While the world was watching the athletes compete in the 2022 Olympic Winter Games in Beijing, Morgan Lewis was watching the referees. Specifically, the referees at the women’s hockey games as associate Kelly E. Cooke took to the ice for three games, including the gold medal competition between the United States and Canada.
Kelly played college hockey at Princeton and on a professional level for the Boston Blades and the Boston Pride. She is one of the first four women to officiate at the National Hockey League (NHL) level and one of 12 referees from around the world who officiated the women’s hockey tournament at the Olympics.
Drawn in by the excitement of the game, Kelly shares how her hockey career evolved and how she translates her lessons from the ice to the practice of law.
I started playing hockey when I was 4 years old.
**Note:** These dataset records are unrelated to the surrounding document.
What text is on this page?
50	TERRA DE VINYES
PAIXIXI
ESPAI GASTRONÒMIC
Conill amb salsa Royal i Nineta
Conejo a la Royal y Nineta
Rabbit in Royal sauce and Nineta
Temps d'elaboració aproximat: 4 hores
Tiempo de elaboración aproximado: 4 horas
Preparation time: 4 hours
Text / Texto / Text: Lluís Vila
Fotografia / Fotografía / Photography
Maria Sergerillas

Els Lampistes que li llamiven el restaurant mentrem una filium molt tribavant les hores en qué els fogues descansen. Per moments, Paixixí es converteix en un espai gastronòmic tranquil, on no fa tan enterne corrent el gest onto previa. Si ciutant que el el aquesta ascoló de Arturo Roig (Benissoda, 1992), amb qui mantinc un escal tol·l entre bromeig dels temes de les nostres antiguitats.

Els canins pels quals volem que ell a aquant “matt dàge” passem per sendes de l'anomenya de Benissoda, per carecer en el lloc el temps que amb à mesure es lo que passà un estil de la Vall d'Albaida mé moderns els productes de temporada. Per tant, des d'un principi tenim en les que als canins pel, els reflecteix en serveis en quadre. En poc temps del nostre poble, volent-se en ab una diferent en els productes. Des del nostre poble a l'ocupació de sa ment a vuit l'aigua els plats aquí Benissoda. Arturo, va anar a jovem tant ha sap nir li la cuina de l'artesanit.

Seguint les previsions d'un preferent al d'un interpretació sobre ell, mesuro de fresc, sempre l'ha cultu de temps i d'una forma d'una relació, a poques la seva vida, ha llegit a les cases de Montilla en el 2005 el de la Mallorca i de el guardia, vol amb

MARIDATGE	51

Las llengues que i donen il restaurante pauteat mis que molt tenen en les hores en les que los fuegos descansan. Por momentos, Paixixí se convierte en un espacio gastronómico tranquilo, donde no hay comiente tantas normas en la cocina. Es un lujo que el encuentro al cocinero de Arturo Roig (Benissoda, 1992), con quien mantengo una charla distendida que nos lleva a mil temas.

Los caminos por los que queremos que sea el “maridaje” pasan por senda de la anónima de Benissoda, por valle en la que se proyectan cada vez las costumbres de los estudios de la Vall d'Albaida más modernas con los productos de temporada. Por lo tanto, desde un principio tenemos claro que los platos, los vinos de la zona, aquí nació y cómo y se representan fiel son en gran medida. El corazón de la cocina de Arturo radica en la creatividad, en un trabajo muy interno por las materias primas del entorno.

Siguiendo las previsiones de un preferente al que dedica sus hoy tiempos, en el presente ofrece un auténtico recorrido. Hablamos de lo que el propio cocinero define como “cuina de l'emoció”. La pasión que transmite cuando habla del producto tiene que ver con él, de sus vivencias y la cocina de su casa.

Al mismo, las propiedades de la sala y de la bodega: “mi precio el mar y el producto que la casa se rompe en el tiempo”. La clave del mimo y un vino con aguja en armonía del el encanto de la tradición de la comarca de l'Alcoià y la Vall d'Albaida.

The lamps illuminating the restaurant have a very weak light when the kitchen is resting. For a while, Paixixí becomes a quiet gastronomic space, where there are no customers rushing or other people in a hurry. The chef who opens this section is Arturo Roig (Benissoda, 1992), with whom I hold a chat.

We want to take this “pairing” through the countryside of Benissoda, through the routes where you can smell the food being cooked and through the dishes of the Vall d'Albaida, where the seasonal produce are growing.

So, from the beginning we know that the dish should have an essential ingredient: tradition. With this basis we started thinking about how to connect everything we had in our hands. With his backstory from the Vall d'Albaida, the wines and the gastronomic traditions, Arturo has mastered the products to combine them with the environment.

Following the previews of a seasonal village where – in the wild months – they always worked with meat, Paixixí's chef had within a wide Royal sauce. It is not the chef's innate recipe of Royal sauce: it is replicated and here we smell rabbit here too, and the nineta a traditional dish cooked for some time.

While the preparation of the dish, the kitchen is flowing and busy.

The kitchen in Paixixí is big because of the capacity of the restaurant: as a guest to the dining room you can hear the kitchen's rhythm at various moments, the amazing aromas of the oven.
My parents had signed my older brother up for hockey and I wanted to follow in his footsteps. I think what draws me to hockey is the speed and unpredictability of the game. The game can change in a split second, so it’s always exciting.
Being one of the first female officials to work an NHL-level game was a privilege. Knowing how many female officials have come before me made me realize just how important it is to continue breaking barriers and opening doors for future generations. It isn’t always easy or comfortable to be one of the first, but I’m happy to play a small role in providing more opportunities for those that come after me.
The selection process for the Olympics was based on my performance at various international tournaments over the previous six years. I was then selected to officiate at the Women’s World Championship in Calgary this past summer, which is the highest-level tournament in non-Olympic years. The final piece was a training camp in Denmark in early November, which consisted of off-ice physical testing. The International Ice Hockey Federation looks at each piece of the puzzle in order to determine which referees to select for the Olympic Games.
My top two experiences at the Olympics were the opening ceremonies and officiating the gold medal game. It really sunk in at the opening ceremonies just how lucky we were to be a part of the Olympic Games, and watching the best athletes from all over the world walk in the parade was pretty special.
Working the gold medal game was the pinnacle of my officiating career. I grew up watching the United States and Canada fight for the gold medal, so to witness that rivalry on the biggest stage was pretty amazing. Knowing just how much those women have done to grow the sport in North America and beyond made that moment even more special.
The biggest lesson from hockey that applies to my legal career is teamwork. Knowing that the team succeeds when every member is doing their job and focusing on our success as a whole applies both on and off the ice.